Fantastique’s story tells of an artist of brilliant mind who falls madly in love with a woman. She dominates his thoughts, and he can’t help but obsess over her no matter where he goes or how he tries to distract himself. Pained by his feelings, our main character takes a small dose of opium too weak to kill him, but strong enough to induce fantastic and terrifying hallucinations. Enter the monsters, ghouls, and witchcraft, occupying an absolute fantasy world rich with jewel-toned passion. The main character dreams he kills the woman he loves, is swiftly condemned, and begins viewing his own execution. The melody Berlioz introduces at the top of the work to represent the woman he loves returns, but this time in a wholly grotesque state, embodied by the piercing wail of the E-flat clarinet.
The devolution in sound which takes place during the opioid-induced hallucinations painted in the music only serve Berlioz’s view of the artist as troubled genius. Random bursts of sound, chaotic moments tucked in between moments of Beethovian lyricism and harmony, and confusing and uncertain pairings of voicings craft Fantastique as wholly unique.
It is clear where the sound of the symphony evolved as the Romantic era progressed: it became bigger, louder, more bold-faced and creative. One could easily argue Fantastique gave permission for composers after Berlioz to go further, to do and say more with the orchestra.
Jimmy López Bellido (1978-*) is a prolific Peruvian composer of orchestral works, chamber music, opera, and more. His works have been performed internationally, with such notable orchestras as the Chicago Symphony, Philadelphia Orchestra, Boston Symphony, Sydney Symphony Orchestra, Norwegian Radio Orchestra, Helsinki Philharmonic, Orchestre Philharmonique de Radio France, and the National Symphony Orchestras of Argentina, Chile, Ecuador, Peru and Spain, among others. López’s music has been heard in prestigious venues such as Carnegie Hall, Sydney Opera House, Gewandhaus Leipzig, Kennedy Center, Vienna’s Musikverein, Concertgebouw, and Konzerthaus Berlin.
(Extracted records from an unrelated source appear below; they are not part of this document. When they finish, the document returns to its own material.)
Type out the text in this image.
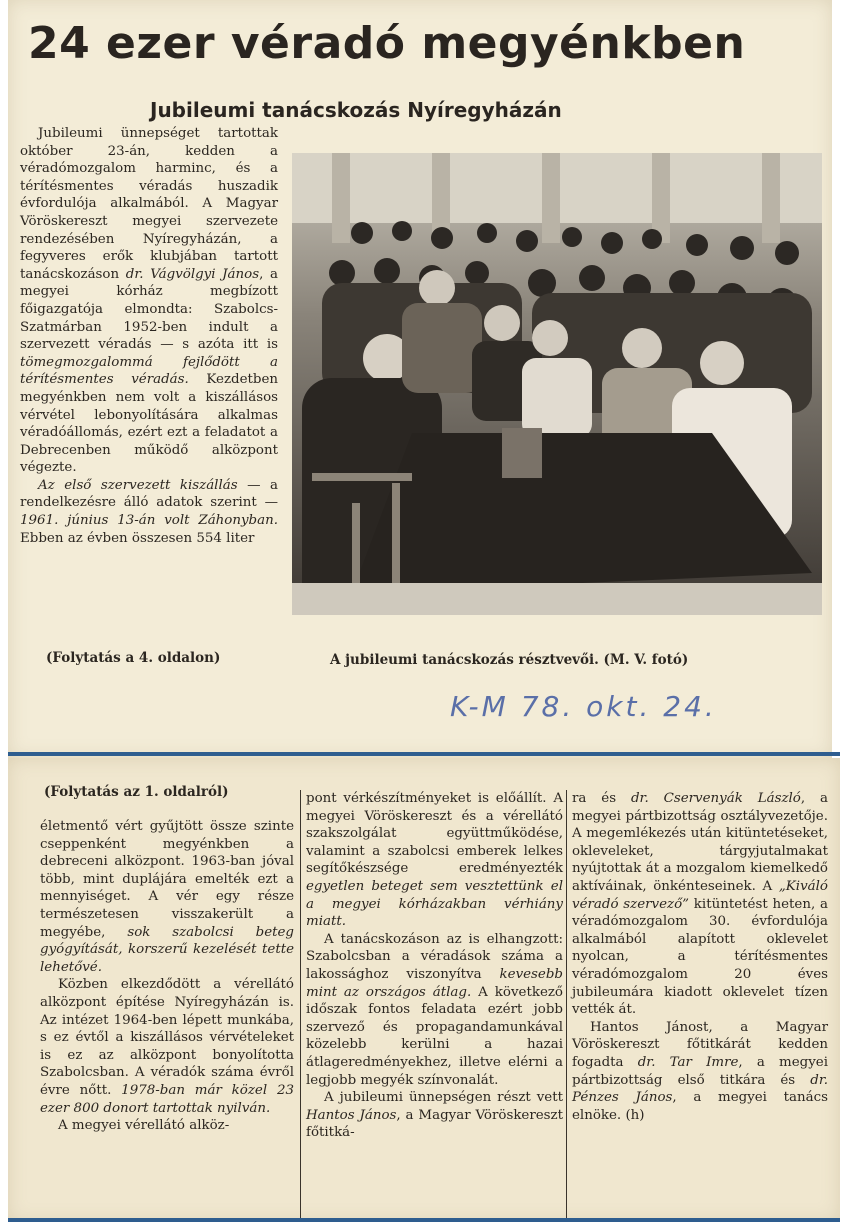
24 ezer véradó megyénkben
Jubileumi tanácskozás Nyíregyházán

Jubileumi ünnepséget tartottak október 23-án, kedden a véradómozgalom harminc, és a térítésmentes véradás huszadik évfordulója alkalmából. A Magyar Vöröskereszt megyei szervezete rendezésében Nyíregyházán, a fegyveres erők klubjában tartott tanácskozáson dr. Vágvölgyi János, a megyei kórház megbízott főigazgatója elmondta: Szabolcs-Szatmárban 1952-ben indult a szervezett véradás — s azóta itt is tömegmozgalommá fejlődött a térítésmentes véradás. Kezdetben megyénkben nem volt a kiszállásos vérvétel lebonyolítására alkalmas véradóállomás, ezért ezt a feladatot a Debrecenben működő alközpont végezte.

Az első szervezett kiszállás — a rendelkezésre álló adatok szerint — 1961. június 13-án volt Záhonyban. Ebben az évben összesen 554 liter

(Folytatás a 4. oldalon)	A jubileumi tanácskozás résztvevői. (M. V. fotó)
K-M 78. okt. 24.
(Folytatás az 1. oldalról)

életmentő vért gyűjtött össze szinte cseppenként megyénkben a debreceni alközpont. 1963-ban jóval több, mint duplájára emelték ezt a mennyiséget. A vér egy része természetesen visszakerült a megyébe, sok szabolcsi beteg gyógyítását, korszerű kezelését tette lehetővé.

Közben elkezdődött a vérellátó alközpont építése Nyíregyházán is. Az intézet 1964-ben lépett munkába, s ez évtől a kiszállásos vérvételeket is ez az alközpont bonyolította Szabolcsban. A véradók száma évről évre nőtt. 1978-ban már közel 23 ezer 800 donort tartottak nyilván.

A megyei vérellátó alköz-

pont vérkészítményeket is előállít. A megyei Vöröskereszt és a vérellátó szakszolgálat együttműködése, valamint a szabolcsi emberek lelkes segítőkészsége eredményezték egyetlen beteget sem vesztettünk el a megyei kórházakban vérhiány miatt.

A tanácskozáson az is elhangzott: Szabolcsban a véradások száma a lakossághoz viszonyítva kevesebb mint az országos átlag. A következő időszak fontos feladata ezért jobb szervező és propagandamunkával közelebb kerülni a hazai átlageredményekhez, illetve elérni a legjobb megyék színvonalát.

A jubileumi ünnepségen részt vett Hantos János, a Magyar Vöröskereszt főtitká-

ra és dr. Cservenyák László, a megyei pártbizottság osztályvezetője. A megemlékezés után kitüntetéseket, okleveleket, tárgyjutalmakat nyújtottak át a mozgalom kiemelkedő aktíváinak, önkénteseinek. A „Kiváló véradó szervező” kitüntetést heten, a véradómozgalom 30. évfordulója alkalmából alapított oklevelet nyolcan, a térítésmentes véradómozgalom 20 éves jubileumára kiadott oklevelet tízen vették át.

Hantos Jánost, a Magyar Vöröskereszt főtitkárát kedden fogadta dr. Tar Imre, a megyei pártbizottság első titkára és dr. Pénzes János, a megyei tanács elnöke. (h)
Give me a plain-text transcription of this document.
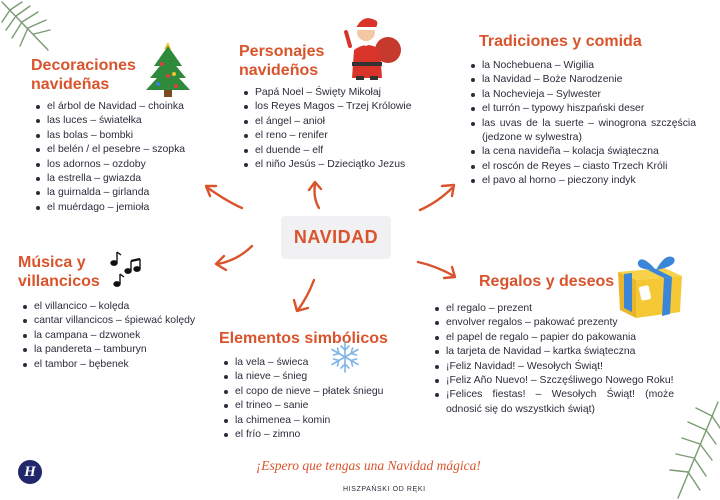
Decoraciones
navideñas
el árbol de Navidad – choinka
las luces – światełka
las bolas – bombki
el belén / el pesebre – szopka
los adornos – ozdoby
la estrella – gwiazda
la guirnalda – girlanda
el muérdago – jemioła
Personajes
navideños
Papá Noel – Święty Mikołaj
los Reyes Magos – Trzej Królowie
el ángel – anioł
el reno – renifer
el duende – elf
el niño Jesús – Dzieciątko Jezus
Tradiciones y comida
la Nochebuena – Wigilia
la Navidad – Boże Narodzenie
la Nochevieja – Sylwester
el turrón – typowy hiszpański deser
las uvas de la suerte – winogrona szczęścia (jedzone w sylwestra)
la cena navideña – kolacja świąteczna
el roscón de Reyes – ciasto Trzech Króli
el pavo al horno – pieczony indyk
NAVIDAD
Música y
villancicos
el villancico – kolęda
cantar villancicos – śpiewać kolędy
la campana – dzwonek
la pandereta – tamburyn
el tambor – bębenek
Elementos simbólicos
la vela – świeca
la nieve – śnieg
el copo de nieve – płatek śniegu
el trineo – sanie
la chimenea – komin
el frío – zimno
Regalos y deseos
el regalo – prezent
envolver regalos – pakować prezenty
el papel de regalo – papier do pakowania
la tarjeta de Navidad – kartka świąteczna
¡Feliz Navidad! – Wesołych Świąt!
¡Feliz Año Nuevo! – Szczęśliwego Nowego Roku!
¡Felices fiestas! – Wesołych Świąt! (może odnosić się do wszystkich świąt)
¡Espero que tengas una Navidad mágica!
HISZPAŃSKI OD RĘKI
H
Fiesta! Four Pop Dances for Orchestra is a high-energy romp for the orchestra. Its influences are wide ranging, from western classical, to present-day commercial pop, to Peruvian melodies and rhythms. In a sense, it is the perfect modern presentation of symphonic music: wrapped up in and wholly dependent on context of time, place, and presentation. “Techno” is the fourth and final movement of “Fiesta!” Listen for the exciting rhythms which drive the movement, and how instruments drop in and out to create a dynamic, edge-of-your seat sound.
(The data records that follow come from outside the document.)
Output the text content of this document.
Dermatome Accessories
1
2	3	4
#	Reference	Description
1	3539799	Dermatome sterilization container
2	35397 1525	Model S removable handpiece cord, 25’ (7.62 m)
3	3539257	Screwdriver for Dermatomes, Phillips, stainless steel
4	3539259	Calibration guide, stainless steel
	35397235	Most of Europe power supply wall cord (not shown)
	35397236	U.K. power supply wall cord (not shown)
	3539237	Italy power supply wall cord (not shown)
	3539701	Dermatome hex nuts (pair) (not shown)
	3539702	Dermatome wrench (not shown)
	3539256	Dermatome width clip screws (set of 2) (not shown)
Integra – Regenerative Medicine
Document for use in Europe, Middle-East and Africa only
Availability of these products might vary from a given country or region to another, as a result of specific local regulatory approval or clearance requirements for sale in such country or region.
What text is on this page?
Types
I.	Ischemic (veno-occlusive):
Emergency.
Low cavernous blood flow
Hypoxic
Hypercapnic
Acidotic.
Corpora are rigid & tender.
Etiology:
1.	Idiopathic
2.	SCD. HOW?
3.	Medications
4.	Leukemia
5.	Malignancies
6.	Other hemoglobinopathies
Founded in 1942, Seattle Youth Symphony Orchestra is the largest youth orchestra training program in the United States.
Johannes Brahms (1833-1897) was a massively influential composer in the German Romantic tradition. His symphonies, concertos, piano works, and German song (lieder) are consistently programmed to this day, and have cemented him as one of history’s strongest compositional voices.
Brahms’s Hungarian Dances are works inspired by Hungarian folk song and dance. Years after Brahms’s death, famed composer and musicologist Béla Bartók aimed to find the source of these Hungarian Dances, and traced the melodies back to works by famed Hungarian composers of the time. Though Brahms mistook the folk nature of these melodies, the child-like and expressive quality of the music is heard in the dance-able themes heard across his Hungarian Dances
Initially written for piano, these works were later transcribed into orchestral arrangements years after their original composition. The first Hungarian Dance varies from other iterations in the series in that it maintains its key and expression throughout the entire work. Listen for its swirling melodies and deep, rich emotion.